I became an aquatic ecologist focusing on temporary ponds during my undergraduate (Universidad Central de Venezuela) with the encouraged by excellent mentors. My research as a graduate student (University of Wisconsin-Madison) focused on mechanisms underlying zooplankton population and community responses to environmental stressors such as acid rain. I also discovered my love for zooplankton (rotifers!), and learned English during these years. As a postdoc (Michigan State University) and a faculty member (Wright State and Miami University) I have explored how population and community ecology are linked to environmental stressors such as exotic species introductions, eutrophication, and climate change, and have had the pleasure of working with an excellent group of graduate and undergraduate students. My research has been continuously funded since 1994 (NSF, USDA, National/Ohio Sea Grant and Ohio DNR).
I view a position as an ASLO board member-at-large as a tremendous opportunity. I would like to use my previous experience as part of a team effort to support the growth of our diverse international scientific community.
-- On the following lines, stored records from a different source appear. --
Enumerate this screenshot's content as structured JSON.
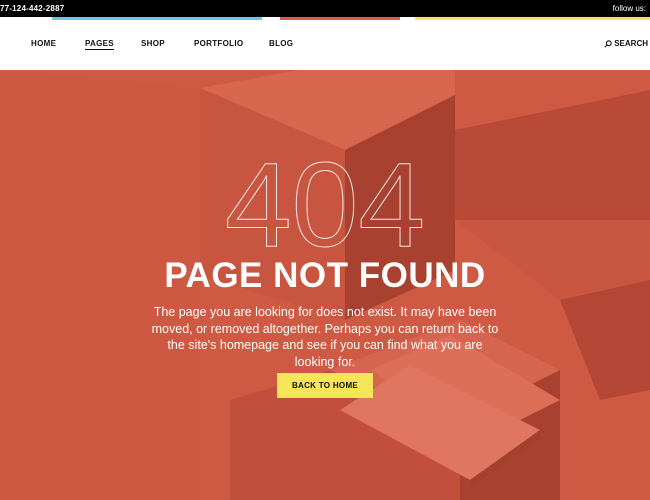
{
  "topbar": {
    "phone": "77-124-442-2887",
    "follow": "follow us:"
  },
  "nav": {
    "items": [
      {
        "label": "HOME"
      },
      {
        "label": "PAGES",
        "active": true
      },
      {
        "label": "SHOP"
      },
      {
        "label": "PORTFOLIO"
      },
      {
        "label": "BLOG"
      }
    ],
    "search_label": "SEARCH"
  },
  "hero": {
    "code": "404",
    "title": "PAGE NOT FOUND",
    "description": "The page you are looking for does not exist. It may have been moved, or removed altogether. Perhaps you can return back to the site's homepage and see if you can find what you are looking for.",
    "button_label": "BACK TO HOME"
  },
  "colors": {
    "hero_bg": "#cf5a44",
    "button_bg": "#f6e45a",
    "stripe_blue": "#6ec6f0",
    "stripe_red": "#e8534a",
    "stripe_yellow": "#f6e45a"
  }
}
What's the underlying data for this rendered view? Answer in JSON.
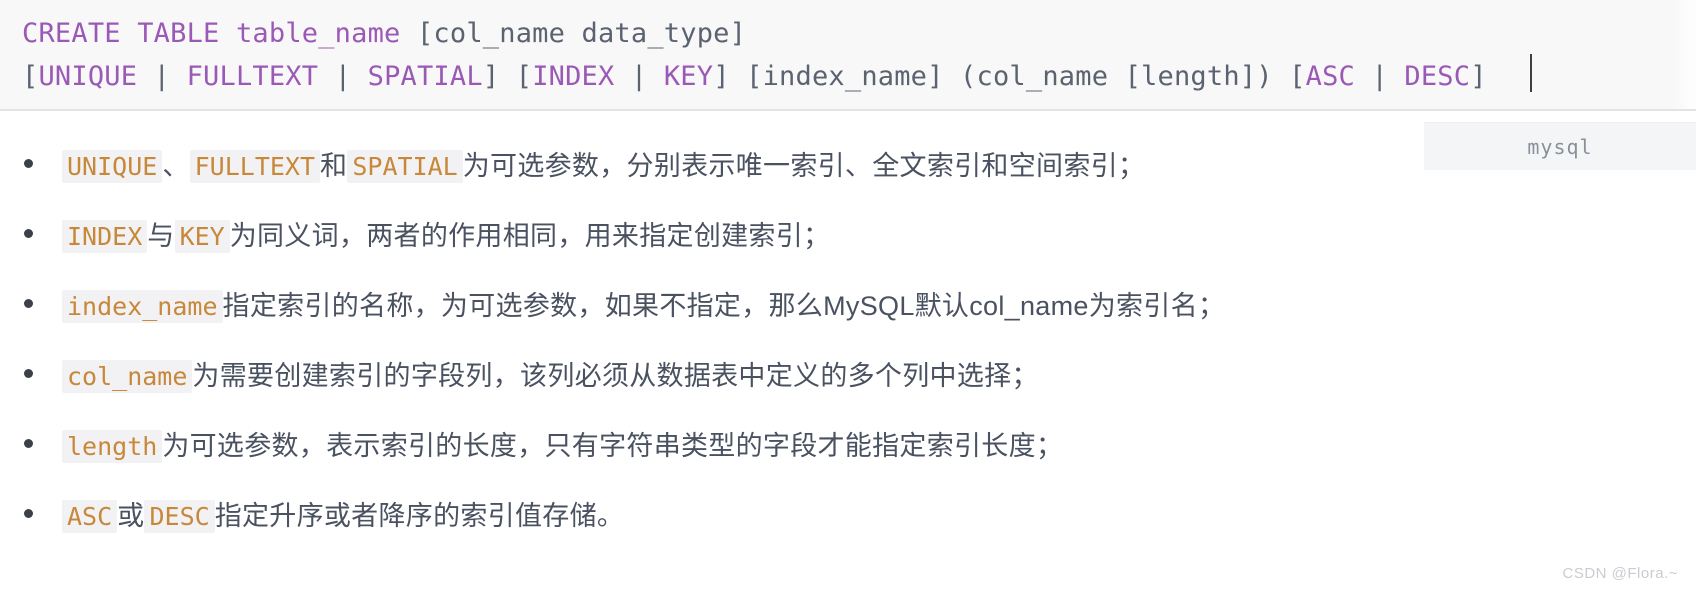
{
  "code_block": {
    "language_label": "mysql",
    "line1": [
      {
        "t": "CREATE TABLE ",
        "k": true
      },
      {
        "t": "table_name",
        "k": true
      },
      {
        "t": " [col_name data_type]",
        "k": false
      }
    ],
    "line1_plain": "CREATE TABLE table_name [col_name data_type]",
    "line2_plain": "[UNIQUE | FULLTEXT | SPATIAL] [INDEX | KEY] [index_name] (col_name [length]) [ASC | DESC]",
    "tokens_line1": {
      "create": "CREATE",
      "table": "TABLE",
      "table_name": "table_name",
      "rest": " [col_name data_type]"
    },
    "tokens_line2": {
      "b1_open": "[",
      "unique": "UNIQUE",
      "p1": " | ",
      "fulltext": "FULLTEXT",
      "p2": " | ",
      "spatial": "SPATIAL",
      "b1_close": "] [",
      "index": "INDEX",
      "p3": " | ",
      "key": "KEY",
      "b2_close": "] [index_name] (col_name [length]) [",
      "asc": "ASC",
      "p4": " | ",
      "desc": "DESC",
      "b3_close": "]"
    }
  },
  "bullets": [
    {
      "code1": "UNIQUE",
      "sep1": "、",
      "code2": "FULLTEXT",
      "sep2": "和",
      "code3": "SPATIAL",
      "tail": "为可选参数，分别表示唯一索引、全文索引和空间索引；"
    },
    {
      "code1": "INDEX",
      "sep1": "与",
      "code2": "KEY",
      "tail": "为同义词，两者的作用相同，用来指定创建索引；"
    },
    {
      "code1": "index_name",
      "tail": "指定索引的名称，为可选参数，如果不指定，那么MySQL默认col_name为索引名；"
    },
    {
      "code1": "col_name",
      "tail": "为需要创建索引的字段列，该列必须从数据表中定义的多个列中选择；"
    },
    {
      "code1": "length",
      "tail": "为可选参数，表示索引的长度，只有字符串类型的字段才能指定索引长度；"
    },
    {
      "code1": "ASC",
      "sep1": "或",
      "code2": "DESC",
      "tail": "指定升序或者降序的索引值存储。"
    }
  ],
  "watermark": "CSDN @Flora.~",
  "colors": {
    "code_bg": "#f8f8f9",
    "keyword_purple": "#9b59b6",
    "code_text": "#5b6270",
    "inline_code_orange": "#c8883a",
    "body_text": "#4a5160"
  }
}
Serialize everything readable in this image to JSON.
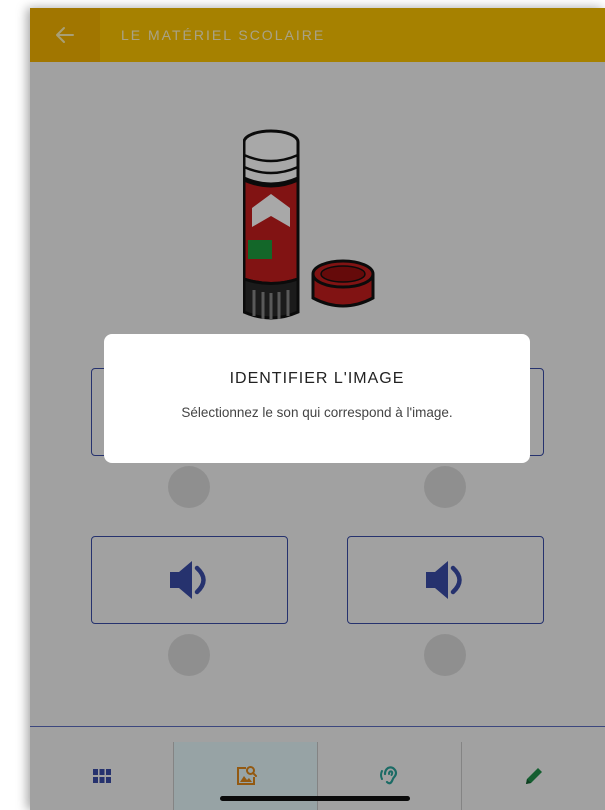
{
  "header": {
    "title": "LE MATÉRIEL SCOLAIRE",
    "back_icon": "arrow-left-icon",
    "background": "#fcc400"
  },
  "quiz": {
    "picture": "glue-stick-illustration",
    "options": [
      {
        "icon": "speaker-icon"
      },
      {
        "icon": "speaker-icon"
      },
      {
        "icon": "speaker-icon"
      },
      {
        "icon": "speaker-icon"
      }
    ],
    "accent": "#3a4da8"
  },
  "dialog": {
    "title": "IDENTIFIER L'IMAGE",
    "message": "Sélectionnez le son qui correspond à l'image."
  },
  "tabbar": {
    "tabs": [
      {
        "icon": "grid-icon",
        "active": false
      },
      {
        "icon": "image-search-icon",
        "active": true
      },
      {
        "icon": "ear-icon",
        "active": false
      },
      {
        "icon": "pencil-icon",
        "active": false
      }
    ]
  }
}
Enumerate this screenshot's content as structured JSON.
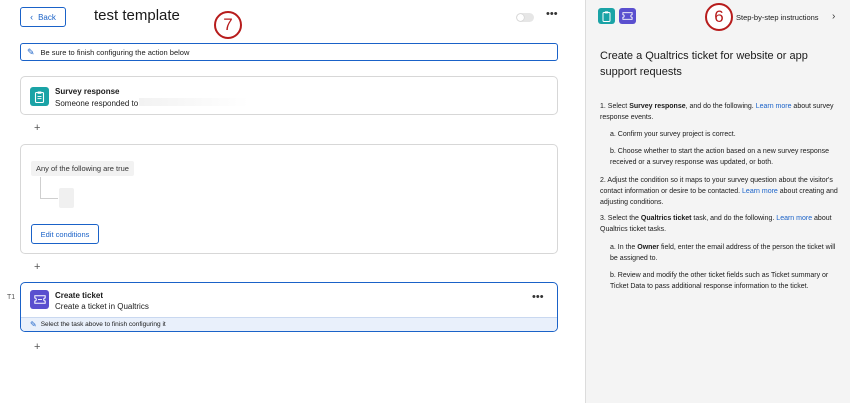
{
  "header": {
    "back_label": "Back",
    "title": "test template",
    "callout_left": "7",
    "callout_right": "6"
  },
  "banner": {
    "text": "Be sure to finish configuring the action below"
  },
  "survey_card": {
    "title": "Survey response",
    "subtitle": "Someone responded to"
  },
  "condition_card": {
    "chip": "Any of the following are true",
    "edit_label": "Edit conditions"
  },
  "ticket_card": {
    "step": "T1",
    "title": "Create ticket",
    "subtitle": "Create a ticket in Qualtrics",
    "footer": "Select the task above to finish configuring it"
  },
  "more_glyph": "•••",
  "plus_glyph": "+",
  "panel": {
    "steps_label": "Step-by-step instructions",
    "heading": "Create a Qualtrics ticket for website or app support requests",
    "step1": {
      "num": "1.",
      "pre": "Select ",
      "bold": "Survey response",
      "mid": ", and do the following. ",
      "link": "Learn more",
      "post": " about survey response events."
    },
    "step1a": "a. Confirm your survey project is correct.",
    "step1b": "b. Choose whether to start the action based on a new survey response received or a survey response was updated, or both.",
    "step2": {
      "num": "2.",
      "pre": "Adjust the condition so it maps to your survey question about the visitor's contact information or desire to be contacted. ",
      "link": "Learn more",
      "post": " about creating and adjusting conditions."
    },
    "step3": {
      "num": "3.",
      "pre": "Select the ",
      "bold": "Qualtrics ticket",
      "mid": " task, and do the following. ",
      "link": "Learn more",
      "post": " about Qualtrics ticket tasks."
    },
    "step3a": {
      "pre": "a. In the ",
      "bold": "Owner",
      "post": " field, enter the email address of the person the ticket will be assigned to."
    },
    "step3b": "b. Review and modify the other ticket fields such as Ticket summary or Ticket Data to pass additional response information to the ticket."
  },
  "colors": {
    "accent": "#1a62c8",
    "callout": "#b71c1c",
    "survey_tile": "#1aa3a6",
    "ticket_tile": "#5a4fcf",
    "panel_bg": "#f4f4f4"
  },
  "icons": {
    "back": "chevron-left-icon",
    "banner": "pencil-icon",
    "survey": "clipboard-icon",
    "ticket": "ticket-icon",
    "steps": "chevron-right-icon"
  }
}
I will be honest, I do not have refined or perfect ideas in terms of how our scientific society can evolve to benefit all members. However, I am a team player and I will keep an open mind in the search of a solid path of progress, and particularly listen to early career members, the future of our society. I can see myself contributing to the DEI work in ASLO. As a Latinx woman scientist, I will enthusiastically make my best effort to enhance the current and future DEI initiatives within the existing ASLO DEI framework of raising consciousness, creating platforms and tools to support inclusivity, and increasing participation and inclusivity of historically excluded members. Second, I have enjoyed the flow of scientific and instructional knowledge as well as the human connections during our scientific conferences from my early years as a graduate student to my current position as a professor. During this time, change and progress have been constant. As a member at large, I would be interested in exploring the incorporation of innovative aspects into the organization of ASLO conferences that will promote a better connection between in person and virtual audience during the meetings. In such efforts, I will keep in mind how such approaches can create a stronger and more inclusive communication network among ASLO members, in particular early career scientists and members from the Global South.